Alan Permane: "The R30 should perform well in Melbourne" The Chief Race Engineer reflects on Bahrain and reveals his hopes for Melbourne. Alan, what did we learn about the R30 in race one? Bahrain was obviously the first time the R30 had run...
Alan Permane: "The R30 should perform well in Melbourne"
The Chief Race Engineer reflects on Bahrain and reveals his hopes for Melbourne.
Alan, what did we learn about the R30 in race one?
Bahrain was obviously the first time the R30 had run in hot temperatures so it was good to see that this didn't pose any problems for the car or our systems. We also learnt a lot more about the tyres: how to use them and how to look after them during long runs. Completing the race with Robert also gives us a lot more data and understanding of how the car behaves over a race distance as the fuel load comes down.
Where is the team focussing its efforts to improve performance?
We're looking at all areas, but it's no secret that downforce still rules in F1 and the more downforce we can put on the car, the better. We're also looking at addressing some of our weaknesses on the mechanical side, but that's a longer term project and it will be a few races before we can integrate suspension updates.
How did Vitaly settle into the team over his first weekend and were you happy with his performance?
Vitaly didn't have the best winter because he was unlucky with the weather during testing, which meant his first race was an especially steep learning curve. He had a lot to get used to and, although his race was short, he can be very proud of his performance. He made an excellent start jumping up from 17th to 11th and showed good pace in the early laps until we had a problem with the suspension. When he got out of the car he was understandably disappointed, but he still had a big smile on his face. His performance in Bahrain will definitely boost his confidence ahead of this weekend.
What about Robert's first race with the team?
It was such a shame that he got hit on the opening lap because it completely destroyed his race. He did a very credible job to fight back to eleventh in the middle part of the race and his pace was very competitive -- as quick as the two Mercedes and the McLaren of Button. It's clear that we're not in the same league as Ferrari and Red Bull at the moment, but the performance in Bahrain gives me confidence that we can challenge for some good points this year.
Tell us about the challenge of Albert Park and the key to a good set-up?
It's a track where you need good braking stability because it's very bumpy in the braking zones. You also need good traction because the lap is mostly made up of second and third gear chicanes where a good change of direction is important. In the final part of the lap the car wants to understeer, especially through the final corner onto the pit straight, so you need a good front end to cope with this.
What upgrades are planned for this weekend?

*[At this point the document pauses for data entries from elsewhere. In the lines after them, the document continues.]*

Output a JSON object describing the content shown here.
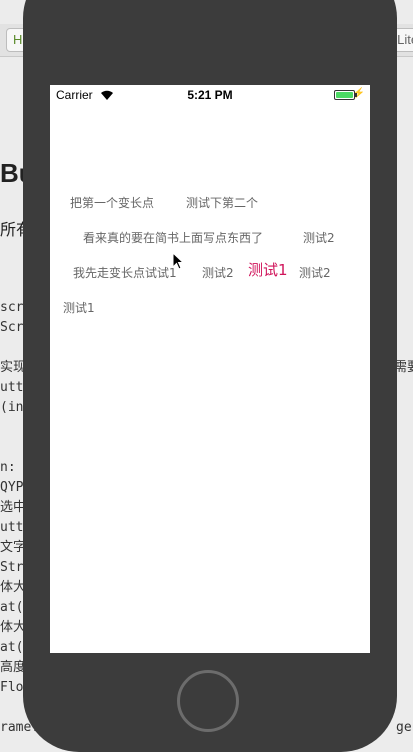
{
  "backdrop": {
    "tab_label": "H",
    "top_right_text": "QLite",
    "heading_big": "Bu",
    "heading_sub": "所有",
    "code_lines": [
      "screen",
      "Scre",
      "",
      "实现类",
      "utto",
      "(in",
      "",
      "",
      "n: (",
      "QYP",
      "选中",
      "utt",
      "文字数",
      "Str",
      "体大小",
      "at(",
      "体大小",
      "at(",
      "高度",
      "Flo",
      "rame:"
    ],
    "right_fragment": "需要",
    "bottom_right_fragment": "ger:"
  },
  "status_bar": {
    "carrier": "Carrier",
    "time": "5:21 PM",
    "battery_level": 1.0,
    "battery_color": "#4cd964"
  },
  "tags": [
    {
      "label": "把第一个变长点",
      "selected": false
    },
    {
      "label": "测试下第二个",
      "selected": false
    },
    {
      "label": "看来真的要在简书上面写点东西了",
      "selected": false
    },
    {
      "label": "测试2",
      "selected": false
    },
    {
      "label": "我先走变长点试试1",
      "selected": false
    },
    {
      "label": "测试2",
      "selected": false
    },
    {
      "label": "测试1",
      "selected": true
    },
    {
      "label": "测试2",
      "selected": false
    },
    {
      "label": "测试1",
      "selected": false
    }
  ],
  "colors": {
    "selected_tag": "#d0145a",
    "tag_text": "#666666",
    "phone_body": "#3c3c3c"
  }
}
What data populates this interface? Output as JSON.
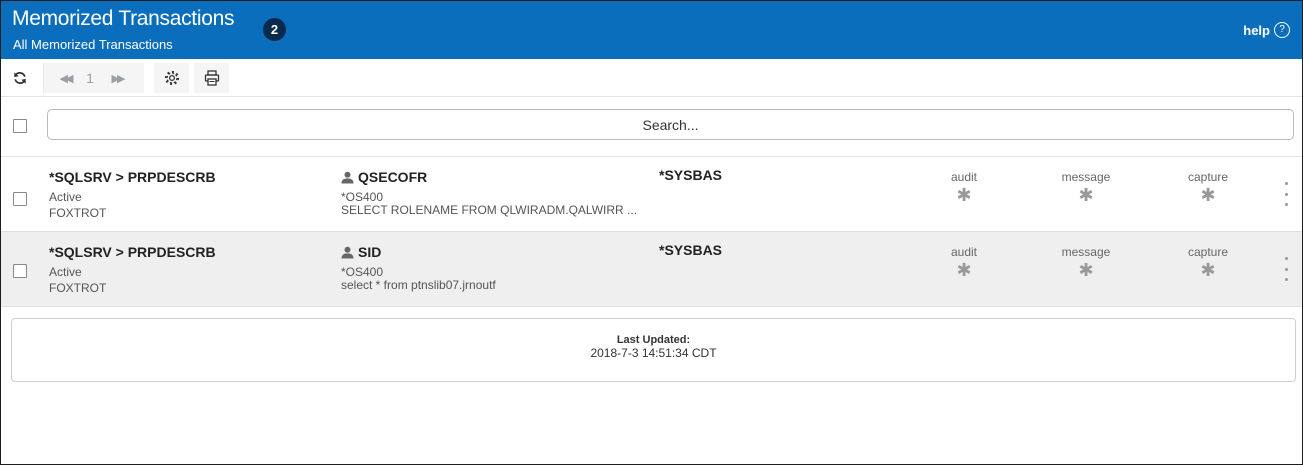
{
  "header": {
    "title": "Memorized Transactions",
    "subtitle": "All Memorized Transactions",
    "count": "2",
    "help_label": "help",
    "help_icon_glyph": "?",
    "color": "#0a6ebd"
  },
  "toolbar": {
    "refresh_icon": "refresh-icon",
    "pager": {
      "first_glyph": "◀◀",
      "page": "1",
      "next_glyph": "▶▶"
    },
    "settings_icon": "gear-icon",
    "print_icon": "printer-icon"
  },
  "search": {
    "placeholder": "Search..."
  },
  "rows": [
    {
      "name": "*SQLSRV > PRPDESCRB",
      "status": "Active",
      "system": "FOXTROT",
      "user": "QSECOFR",
      "user_type": "*OS400",
      "sql": "SELECT ROLENAME FROM QLWIRADM.QALWIRR ...",
      "asp": "*SYSBAS",
      "flags": [
        {
          "label": "audit",
          "glyph": "✱"
        },
        {
          "label": "message",
          "glyph": "✱"
        },
        {
          "label": "capture",
          "glyph": "✱"
        }
      ]
    },
    {
      "name": "*SQLSRV > PRPDESCRB",
      "status": "Active",
      "system": "FOXTROT",
      "user": "SID",
      "user_type": "*OS400",
      "sql": "select * from ptnslib07.jrnoutf",
      "asp": "*SYSBAS",
      "flags": [
        {
          "label": "audit",
          "glyph": "✱"
        },
        {
          "label": "message",
          "glyph": "✱"
        },
        {
          "label": "capture",
          "glyph": "✱"
        }
      ]
    }
  ],
  "footer": {
    "last_updated_label": "Last Updated:",
    "last_updated_value": "2018-7-3 14:51:34 CDT"
  }
}
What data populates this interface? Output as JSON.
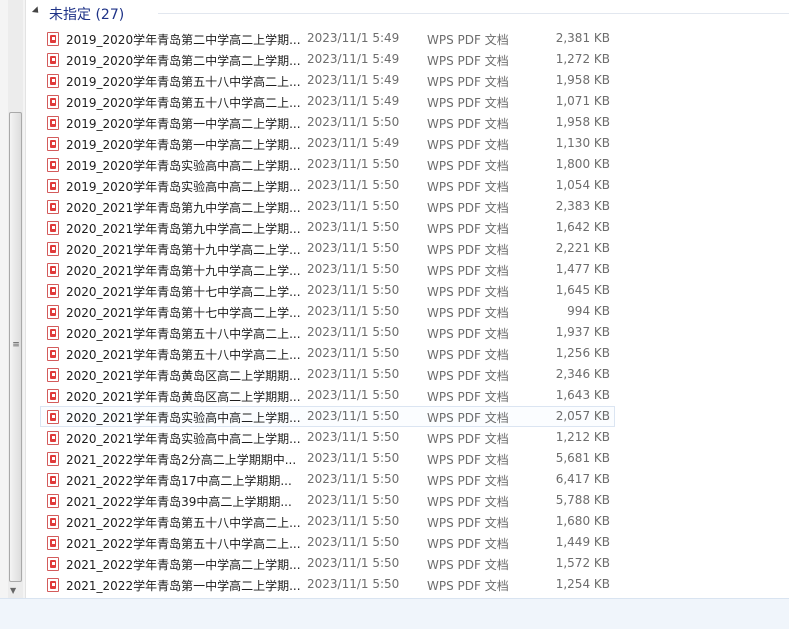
{
  "group": {
    "title": "未指定 (27)"
  },
  "scrollbar": {
    "grip": "≡",
    "down_arrow": "▼"
  },
  "files": [
    {
      "name": "2019_2020学年青岛第二中学高二上学期...",
      "date": "2023/11/1 5:49",
      "type": "WPS PDF 文档",
      "size": "2,381 KB"
    },
    {
      "name": "2019_2020学年青岛第二中学高二上学期...",
      "date": "2023/11/1 5:49",
      "type": "WPS PDF 文档",
      "size": "1,272 KB"
    },
    {
      "name": "2019_2020学年青岛第五十八中学高二上...",
      "date": "2023/11/1 5:49",
      "type": "WPS PDF 文档",
      "size": "1,958 KB"
    },
    {
      "name": "2019_2020学年青岛第五十八中学高二上...",
      "date": "2023/11/1 5:49",
      "type": "WPS PDF 文档",
      "size": "1,071 KB"
    },
    {
      "name": "2019_2020学年青岛第一中学高二上学期...",
      "date": "2023/11/1 5:50",
      "type": "WPS PDF 文档",
      "size": "1,958 KB"
    },
    {
      "name": "2019_2020学年青岛第一中学高二上学期...",
      "date": "2023/11/1 5:49",
      "type": "WPS PDF 文档",
      "size": "1,130 KB"
    },
    {
      "name": "2019_2020学年青岛实验高中高二上学期...",
      "date": "2023/11/1 5:50",
      "type": "WPS PDF 文档",
      "size": "1,800 KB"
    },
    {
      "name": "2019_2020学年青岛实验高中高二上学期...",
      "date": "2023/11/1 5:50",
      "type": "WPS PDF 文档",
      "size": "1,054 KB"
    },
    {
      "name": "2020_2021学年青岛第九中学高二上学期...",
      "date": "2023/11/1 5:50",
      "type": "WPS PDF 文档",
      "size": "2,383 KB"
    },
    {
      "name": "2020_2021学年青岛第九中学高二上学期...",
      "date": "2023/11/1 5:50",
      "type": "WPS PDF 文档",
      "size": "1,642 KB"
    },
    {
      "name": "2020_2021学年青岛第十九中学高二上学...",
      "date": "2023/11/1 5:50",
      "type": "WPS PDF 文档",
      "size": "2,221 KB"
    },
    {
      "name": "2020_2021学年青岛第十九中学高二上学...",
      "date": "2023/11/1 5:50",
      "type": "WPS PDF 文档",
      "size": "1,477 KB"
    },
    {
      "name": "2020_2021学年青岛第十七中学高二上学...",
      "date": "2023/11/1 5:50",
      "type": "WPS PDF 文档",
      "size": "1,645 KB"
    },
    {
      "name": "2020_2021学年青岛第十七中学高二上学...",
      "date": "2023/11/1 5:50",
      "type": "WPS PDF 文档",
      "size": "994 KB"
    },
    {
      "name": "2020_2021学年青岛第五十八中学高二上...",
      "date": "2023/11/1 5:50",
      "type": "WPS PDF 文档",
      "size": "1,937 KB"
    },
    {
      "name": "2020_2021学年青岛第五十八中学高二上...",
      "date": "2023/11/1 5:50",
      "type": "WPS PDF 文档",
      "size": "1,256 KB"
    },
    {
      "name": "2020_2021学年青岛黄岛区高二上学期期...",
      "date": "2023/11/1 5:50",
      "type": "WPS PDF 文档",
      "size": "2,346 KB"
    },
    {
      "name": "2020_2021学年青岛黄岛区高二上学期期...",
      "date": "2023/11/1 5:50",
      "type": "WPS PDF 文档",
      "size": "1,643 KB"
    },
    {
      "name": "2020_2021学年青岛实验高中高二上学期...",
      "date": "2023/11/1 5:50",
      "type": "WPS PDF 文档",
      "size": "2,057 KB",
      "hover": true
    },
    {
      "name": "2020_2021学年青岛实验高中高二上学期...",
      "date": "2023/11/1 5:50",
      "type": "WPS PDF 文档",
      "size": "1,212 KB"
    },
    {
      "name": "2021_2022学年青岛2分高二上学期期中...",
      "date": "2023/11/1 5:50",
      "type": "WPS PDF 文档",
      "size": "5,681 KB"
    },
    {
      "name": "2021_2022学年青岛17中高二上学期期...",
      "date": "2023/11/1 5:50",
      "type": "WPS PDF 文档",
      "size": "6,417 KB"
    },
    {
      "name": "2021_2022学年青岛39中高二上学期期...",
      "date": "2023/11/1 5:50",
      "type": "WPS PDF 文档",
      "size": "5,788 KB"
    },
    {
      "name": "2021_2022学年青岛第五十八中学高二上...",
      "date": "2023/11/1 5:50",
      "type": "WPS PDF 文档",
      "size": "1,680 KB"
    },
    {
      "name": "2021_2022学年青岛第五十八中学高二上...",
      "date": "2023/11/1 5:50",
      "type": "WPS PDF 文档",
      "size": "1,449 KB"
    },
    {
      "name": "2021_2022学年青岛第一中学高二上学期...",
      "date": "2023/11/1 5:50",
      "type": "WPS PDF 文档",
      "size": "1,572 KB"
    },
    {
      "name": "2021_2022学年青岛第一中学高二上学期...",
      "date": "2023/11/1 5:50",
      "type": "WPS PDF 文档",
      "size": "1,254 KB"
    }
  ]
}
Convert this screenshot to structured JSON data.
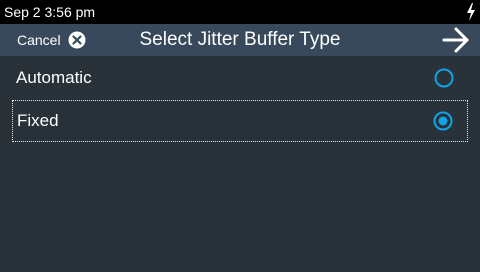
{
  "status_bar": {
    "time": "Sep 2 3:56 pm",
    "power_icon": "lightning-bolt-icon"
  },
  "title_bar": {
    "cancel_label": "Cancel",
    "cancel_icon": "close-circle-icon",
    "title": "Select Jitter Buffer Type",
    "next_icon": "arrow-right-icon"
  },
  "options": [
    {
      "label": "Automatic",
      "selected": false
    },
    {
      "label": "Fixed",
      "selected": true
    }
  ],
  "colors": {
    "background": "#283238",
    "title_bar": "#37495a",
    "status_bar": "#000000",
    "radio_accent": "#0fa4e6"
  }
}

We have some new aero parts for Melbourne, which should give us a bit more performance. There's a new front wing and a new part on the rear wing, which improves our overall downforce.
Will the circuit suit the car?
I think it will because Albert Park is a bumpy track and our car rides the bumps well. We saw that in Bahrain where Robert and Vitaly were very competitive in the new section of track, which was very bumpy.
What are your targets for the weekend?
The target is to get both drivers into Q3. I think that's a realistic target given our competitiveness. If we can do that then both drivers should be capable of fighting for points.